What does this paper add?
- The ability to detect elevated factors varies between factors and depends on the assay conditions.
- The relative sensitivity of lag time (LT), time to peak (TTP), peak height and endogenous thrombin potential (ETP) to elevated factors XI, IX, VIII, X, and prothrombin was as follows: PFP initiated with 1 pM TF > PFP initiated with 5 pM TF > PRP initiated with 1 pM TF.
- Monitoring the peak height and/or ETP following initiation of clotting in PFP with 1 pM TF is most likely to detect hypercoagulability due to increased procoagulant factor levels.

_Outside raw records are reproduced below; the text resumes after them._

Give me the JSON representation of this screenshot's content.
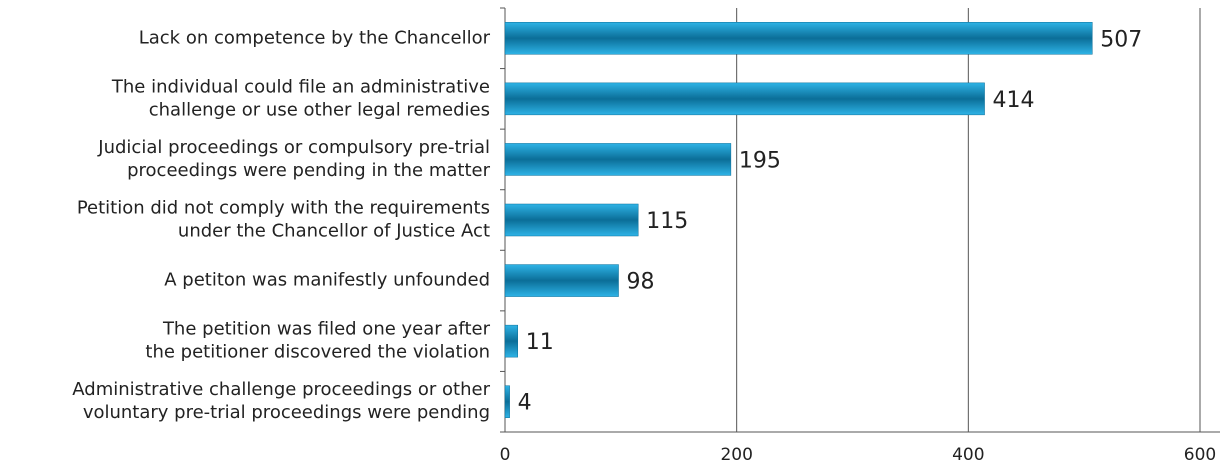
{
  "chart_data": {
    "type": "bar",
    "orientation": "horizontal",
    "categories": [
      [
        "Lack on competence by the Chancellor"
      ],
      [
        "The individual could file an administrative",
        "challenge or use other legal remedies"
      ],
      [
        "Judicial proceedings or compulsory pre-trial",
        "proceedings were pending in the matter"
      ],
      [
        "Petition did not comply with the requirements",
        "under the Chancellor of Justice Act"
      ],
      [
        "A petiton was manifestly unfounded"
      ],
      [
        "The petition was filed one year after",
        "the petitioner discovered the violation"
      ],
      [
        "Administrative challenge proceedings or other",
        "voluntary pre-trial proceedings were pending"
      ]
    ],
    "values": [
      507,
      414,
      195,
      115,
      98,
      11,
      4
    ],
    "color": "#0b6e98",
    "xlim": [
      0,
      600
    ],
    "xticks": [
      0,
      200,
      400,
      600
    ],
    "grid": true
  }
}
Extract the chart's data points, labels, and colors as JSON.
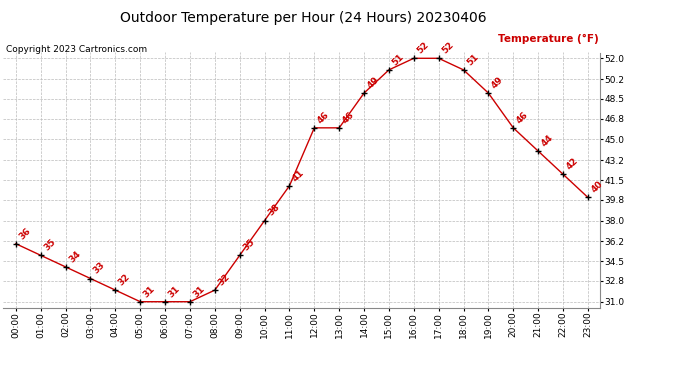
{
  "title": "Outdoor Temperature per Hour (24 Hours) 20230406",
  "copyright": "Copyright 2023 Cartronics.com",
  "legend_label": "Temperature (°F)",
  "hours": [
    0,
    1,
    2,
    3,
    4,
    5,
    6,
    7,
    8,
    9,
    10,
    11,
    12,
    13,
    14,
    15,
    16,
    17,
    18,
    19,
    20,
    21,
    22,
    23
  ],
  "temps": [
    36,
    35,
    34,
    33,
    32,
    31,
    31,
    31,
    32,
    35,
    38,
    41,
    46,
    46,
    49,
    51,
    52,
    52,
    51,
    49,
    46,
    44,
    42,
    40
  ],
  "xlabels": [
    "00:00",
    "01:00",
    "02:00",
    "03:00",
    "04:00",
    "05:00",
    "06:00",
    "07:00",
    "08:00",
    "09:00",
    "10:00",
    "11:00",
    "12:00",
    "13:00",
    "14:00",
    "15:00",
    "16:00",
    "17:00",
    "18:00",
    "19:00",
    "20:00",
    "21:00",
    "22:00",
    "23:00"
  ],
  "ylim": [
    30.5,
    52.5
  ],
  "yticks": [
    31.0,
    32.8,
    34.5,
    36.2,
    38.0,
    39.8,
    41.5,
    43.2,
    45.0,
    46.8,
    48.5,
    50.2,
    52.0
  ],
  "line_color": "#cc0000",
  "marker_color": "#000000",
  "grid_color": "#bbbbbb",
  "bg_color": "#ffffff",
  "title_fontsize": 10,
  "copyright_fontsize": 6.5,
  "tick_fontsize": 6.5,
  "annotation_fontsize": 6.5,
  "legend_fontsize": 7.5,
  "legend_color": "#cc0000"
}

Our findings support efforts to standardise reagents (TF and lipid concentrations) (
27) to reliably achieve the assay conditions necessary for maximal sensitivity. Our data also confirm effects previously seen in normal plasma, but importantly, extend these findings to hypercoagulable situations. Identification of conditions that best identify hypercoagulability and predict VTE warrants further investigation.
In vivo, VTE risk likely depends on a combination of increased procoagulant and decreased anticoagulant activities, and/or other pathologic mechanisms. In a clinical setting, the concerted use of several different assay conditions may be necessary to identify patients with distinct clinical phenotypes, not unlike the use of both aPTT and PT to diagnose factor deficiencies.